- "Well, here's your box. Nearly everything I have is in it, and it is not full. Pain and exitement are in it, and feeling good or bad or evil thoughts and good thoughts--the pleasure of design and some despair and the indestructable joy of creation. And on top of these are all the gratitude and love for you. And still the box is not full" (Steinbeck 1). --------------------------------------------------------------------------This quote, nearly the first line, sets the stage for the book, telling how the story will play out in that the writer of the letter--"John"--will probably fall in love with the recipient--"Pat"--and have his heart broken by her.
- "To Adam who was an instrument, who saw not the future farms but only the torn bellies of fine humans, it was revolting and useless. When he fired his carbine to miss he was committing treason against his unit, and he didn't care. The emotion of nonviolence was building in him until it became a prejudice like any ither thought-stultifying prejudice.

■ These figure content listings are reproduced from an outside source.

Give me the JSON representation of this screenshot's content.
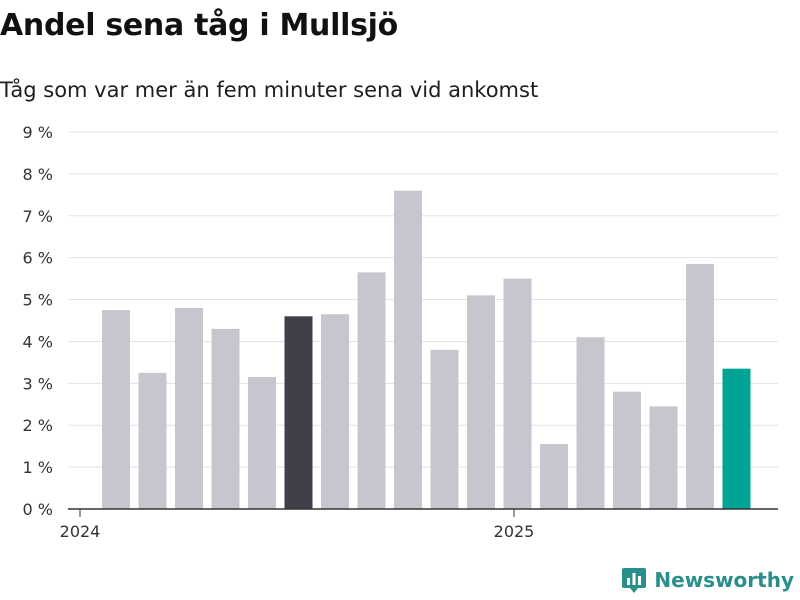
{
  "chart_data": {
    "type": "bar",
    "title": "Andel sena tåg i Mullsjö",
    "subtitle": "Tåg som var mer än fem minuter sena vid ankomst",
    "x_tick_labels": [
      "2024",
      "2025"
    ],
    "y_tick_labels": [
      "0 %",
      "1 %",
      "2 %",
      "3 %",
      "4 %",
      "5 %",
      "6 %",
      "7 %",
      "8 %",
      "9 %"
    ],
    "ylim": [
      0,
      9
    ],
    "grid": true,
    "values": [
      4.75,
      3.25,
      4.8,
      4.3,
      3.15,
      4.6,
      4.65,
      5.65,
      7.6,
      3.8,
      5.1,
      5.5,
      1.55,
      4.1,
      2.8,
      2.45,
      5.85,
      3.35
    ],
    "colors": {
      "default": "#c7c6ce",
      "highlight": "#3f3e49",
      "latest": "#00a496"
    },
    "highlight_index": 5,
    "latest_index": 17
  },
  "brand": {
    "name": "Newsworthy",
    "color": "#2a8e8a",
    "icon": "bar-chart-pin-icon"
  }
}
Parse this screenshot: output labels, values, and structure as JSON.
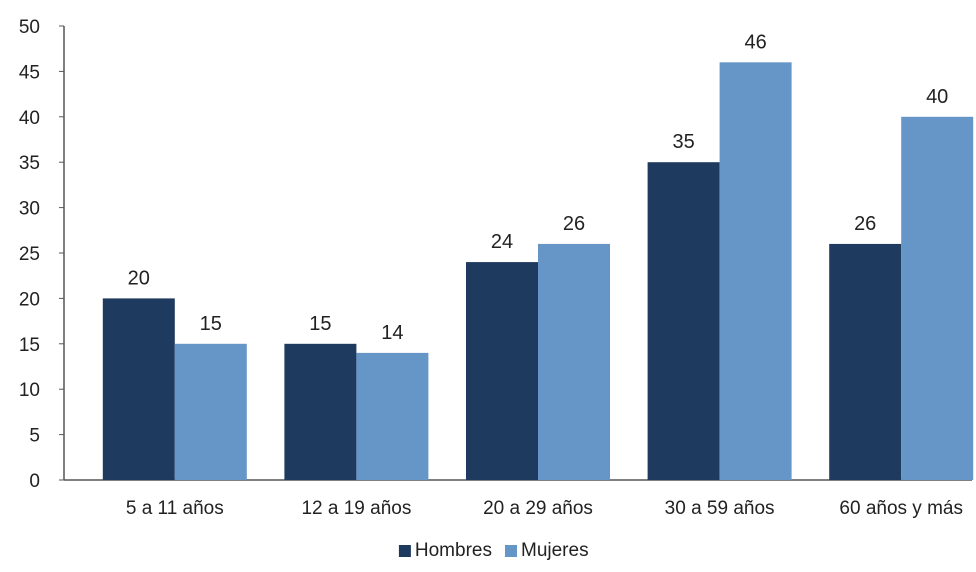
{
  "chart_data": {
    "type": "bar",
    "categories": [
      "5 a 11 años",
      "12 a 19 años",
      "20 a 29 años",
      "30 a 59 años",
      "60 años y más"
    ],
    "series": [
      {
        "name": "Hombres",
        "values": [
          20,
          15,
          24,
          35,
          26
        ],
        "color": "#1f3a5f"
      },
      {
        "name": "Mujeres",
        "values": [
          15,
          14,
          26,
          46,
          40
        ],
        "color": "#6695c8"
      }
    ],
    "ylim": [
      0,
      50
    ],
    "yticks": [
      0,
      5,
      10,
      15,
      20,
      25,
      30,
      35,
      40,
      45,
      50
    ],
    "data_labels": true,
    "grid": false,
    "legend": "bottom-center",
    "axis_color": "#555555"
  }
}
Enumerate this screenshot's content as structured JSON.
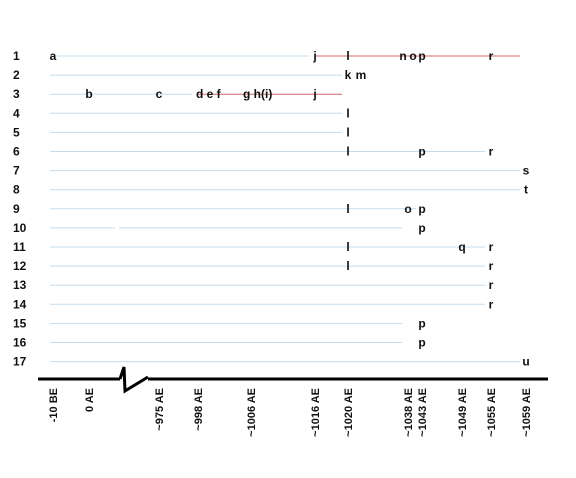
{
  "chart_data": {
    "type": "timeline",
    "title": "",
    "xlabel": "",
    "ylabel": "",
    "rows": [
      "1",
      "2",
      "3",
      "4",
      "5",
      "6",
      "7",
      "8",
      "9",
      "10",
      "11",
      "12",
      "13",
      "14",
      "15",
      "16",
      "17"
    ],
    "x_ticks": [
      "-10 BE",
      "0 AE",
      "~975 AE",
      "~998 AE",
      "~1006 AE",
      "~1016 AE",
      "~1020 AE",
      "~1038 AE",
      "~1043 AE",
      "~1049 AE",
      "~1055 AE",
      "~1059 AE"
    ],
    "axis_break": true,
    "rules": [
      {
        "row": 1,
        "from": "-10 BE",
        "to": "~1016 AE",
        "color": "#c5dcec"
      },
      {
        "row": 1,
        "from": "~1016 AE",
        "to": "~1059 AE",
        "color": "#d06868"
      },
      {
        "row": 2,
        "from": "-10 BE",
        "to": "~1020 AE",
        "color": "#c5dcec"
      },
      {
        "row": 3,
        "from": "-10 BE",
        "to": "~998 AE",
        "color": "#c5dcec"
      },
      {
        "row": 3,
        "from": "~998 AE",
        "to": "~1020 AE",
        "color": "#d06868"
      },
      {
        "row": 4,
        "from": "-10 BE",
        "to": "~1020 AE",
        "color": "#c5dcec"
      },
      {
        "row": 5,
        "from": "-10 BE",
        "to": "~1020 AE",
        "color": "#c5dcec"
      },
      {
        "row": 6,
        "from": "-10 BE",
        "to": "~1055 AE",
        "color": "#c5dcec"
      },
      {
        "row": 7,
        "from": "-10 BE",
        "to": "~1059 AE",
        "color": "#c5dcec"
      },
      {
        "row": 8,
        "from": "-10 BE",
        "to": "~1059 AE",
        "color": "#c5dcec"
      },
      {
        "row": 9,
        "from": "-10 BE",
        "to": "~1043 AE",
        "color": "#c5dcec"
      },
      {
        "row": 10,
        "from": "-10 BE",
        "to": "~1038 AE",
        "color": "#c5dcec",
        "gap_at": "0 AE"
      },
      {
        "row": 11,
        "from": "-10 BE",
        "to": "~1055 AE",
        "color": "#c5dcec"
      },
      {
        "row": 12,
        "from": "-10 BE",
        "to": "~1055 AE",
        "color": "#c5dcec"
      },
      {
        "row": 13,
        "from": "-10 BE",
        "to": "~1055 AE",
        "color": "#c5dcec"
      },
      {
        "row": 14,
        "from": "-10 BE",
        "to": "~1055 AE",
        "color": "#c5dcec"
      },
      {
        "row": 15,
        "from": "-10 BE",
        "to": "~1038 AE",
        "color": "#c5dcec"
      },
      {
        "row": 16,
        "from": "-10 BE",
        "to": "~1038 AE",
        "color": "#c5dcec"
      },
      {
        "row": 17,
        "from": "-10 BE",
        "to": "~1059 AE",
        "color": "#c5dcec"
      }
    ],
    "points": [
      {
        "row": 1,
        "label": "a",
        "at": "-10 BE"
      },
      {
        "row": 1,
        "label": "j",
        "at": "~1016 AE"
      },
      {
        "row": 1,
        "label": "l",
        "at": "~1020 AE"
      },
      {
        "row": 1,
        "label": "n",
        "at": "~1038 AE",
        "offset": -0.5
      },
      {
        "row": 1,
        "label": "o",
        "at": "~1038 AE",
        "offset": 0.5
      },
      {
        "row": 1,
        "label": "p",
        "at": "~1043 AE"
      },
      {
        "row": 1,
        "label": "r",
        "at": "~1055 AE"
      },
      {
        "row": 2,
        "label": "k",
        "at": "~1020 AE"
      },
      {
        "row": 2,
        "label": "m",
        "at": "~1020 AE",
        "offset": 1.3
      },
      {
        "row": 3,
        "label": "b",
        "at": "0 AE"
      },
      {
        "row": 3,
        "label": "c",
        "at": "~975 AE"
      },
      {
        "row": 3,
        "label": "d e f",
        "at": "~998 AE",
        "offset": 0.6
      },
      {
        "row": 3,
        "label": "g h(i)",
        "at": "~1006 AE"
      },
      {
        "row": 3,
        "label": "j",
        "at": "~1016 AE"
      },
      {
        "row": 4,
        "label": "l",
        "at": "~1020 AE"
      },
      {
        "row": 5,
        "label": "l",
        "at": "~1020 AE"
      },
      {
        "row": 6,
        "label": "l",
        "at": "~1020 AE"
      },
      {
        "row": 6,
        "label": "p",
        "at": "~1043 AE"
      },
      {
        "row": 6,
        "label": "r",
        "at": "~1055 AE"
      },
      {
        "row": 7,
        "label": "s",
        "at": "~1059 AE"
      },
      {
        "row": 8,
        "label": "t",
        "at": "~1059 AE"
      },
      {
        "row": 9,
        "label": "l",
        "at": "~1020 AE"
      },
      {
        "row": 9,
        "label": "o",
        "at": "~1038 AE"
      },
      {
        "row": 9,
        "label": "p",
        "at": "~1043 AE"
      },
      {
        "row": 10,
        "label": "p",
        "at": "~1043 AE"
      },
      {
        "row": 11,
        "label": "l",
        "at": "~1020 AE"
      },
      {
        "row": 11,
        "label": "q",
        "at": "~1049 AE"
      },
      {
        "row": 11,
        "label": "r",
        "at": "~1055 AE"
      },
      {
        "row": 12,
        "label": "l",
        "at": "~1020 AE"
      },
      {
        "row": 12,
        "label": "r",
        "at": "~1055 AE"
      },
      {
        "row": 13,
        "label": "r",
        "at": "~1055 AE"
      },
      {
        "row": 14,
        "label": "r",
        "at": "~1055 AE"
      },
      {
        "row": 15,
        "label": "p",
        "at": "~1043 AE"
      },
      {
        "row": 16,
        "label": "p",
        "at": "~1043 AE"
      },
      {
        "row": 17,
        "label": "u",
        "at": "~1059 AE"
      }
    ]
  },
  "colors": {
    "rule": "#c5dcec",
    "highlight": "#d06868",
    "text": "#111111",
    "axis": "#000000"
  }
}
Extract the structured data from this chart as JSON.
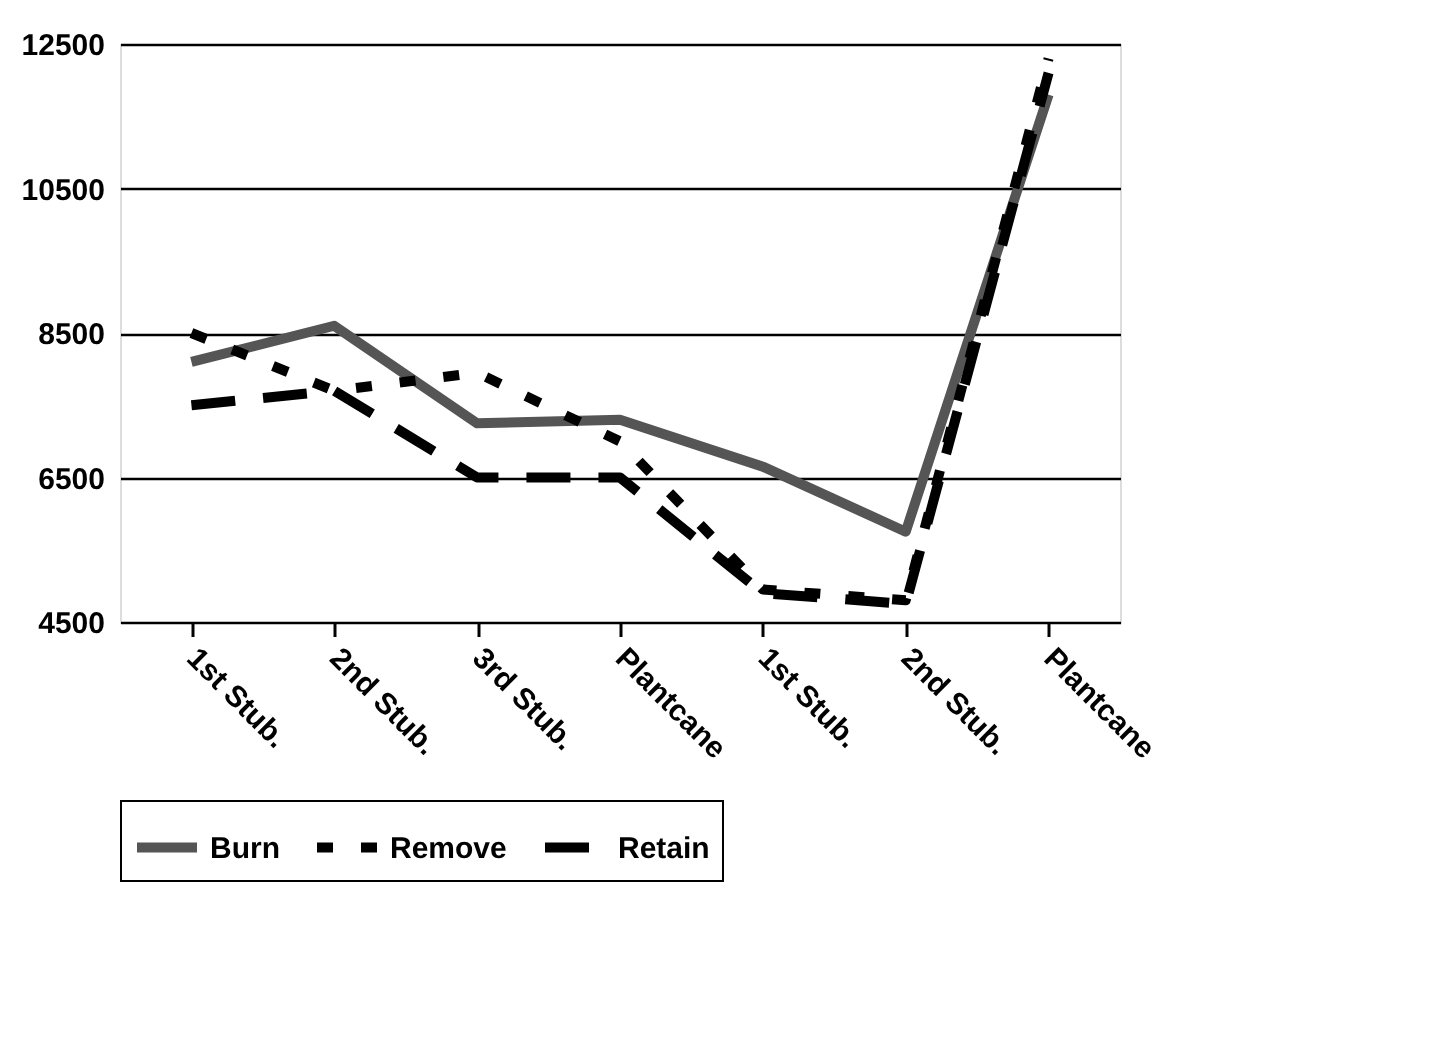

To inflict hurt on anything for any purpose became inimical to him" (Steinbeck 35). --------------------------------------------------------------------------Adam did not want to join the army originally, and as time goes on, he becomes disgusted with harming his "enemies." I see this quote standing out because it shows the transition from Adam simply disliking his job to flat-out refusing to kill.
- "Monsters are variations of the accepted normal to a greater or a less degree. As a child may be born without an arm, so one may be born without kindness or the potential of conscience. A man who loses his arms in an accident has a great struggle to adjust himself to the lack, but one born without arms suffers only from people who find him strange" (Steinbeck 72). --------------------------------------------------------------------------This passage stands out to me because it rings with truth. A real-life example of this is the relationship between children in middle school. If one child is different and challenges the status quo, other children will shun him or her as "wierd," while the shunned child and his or her friends whould consider him or herself "normal."
- "In all such local tragedies time works like a damp brush on water color. The sharp edges blur, the ache goes out of it, the colors melt together, and from many seperated lines a solid gray emerges. Within a month it is not necessary to hang someone, and within two months nearly everybody discovered that there wasn't any real evidence against anyone" (Steinbeck 89). --------------------------------------------------------------------------This passage is important because it is a window into the mindset of the town. From this passage, I see that time will move on and people's troubles and daily lives will get in the way of an ethereal "murder" with little or no evidence.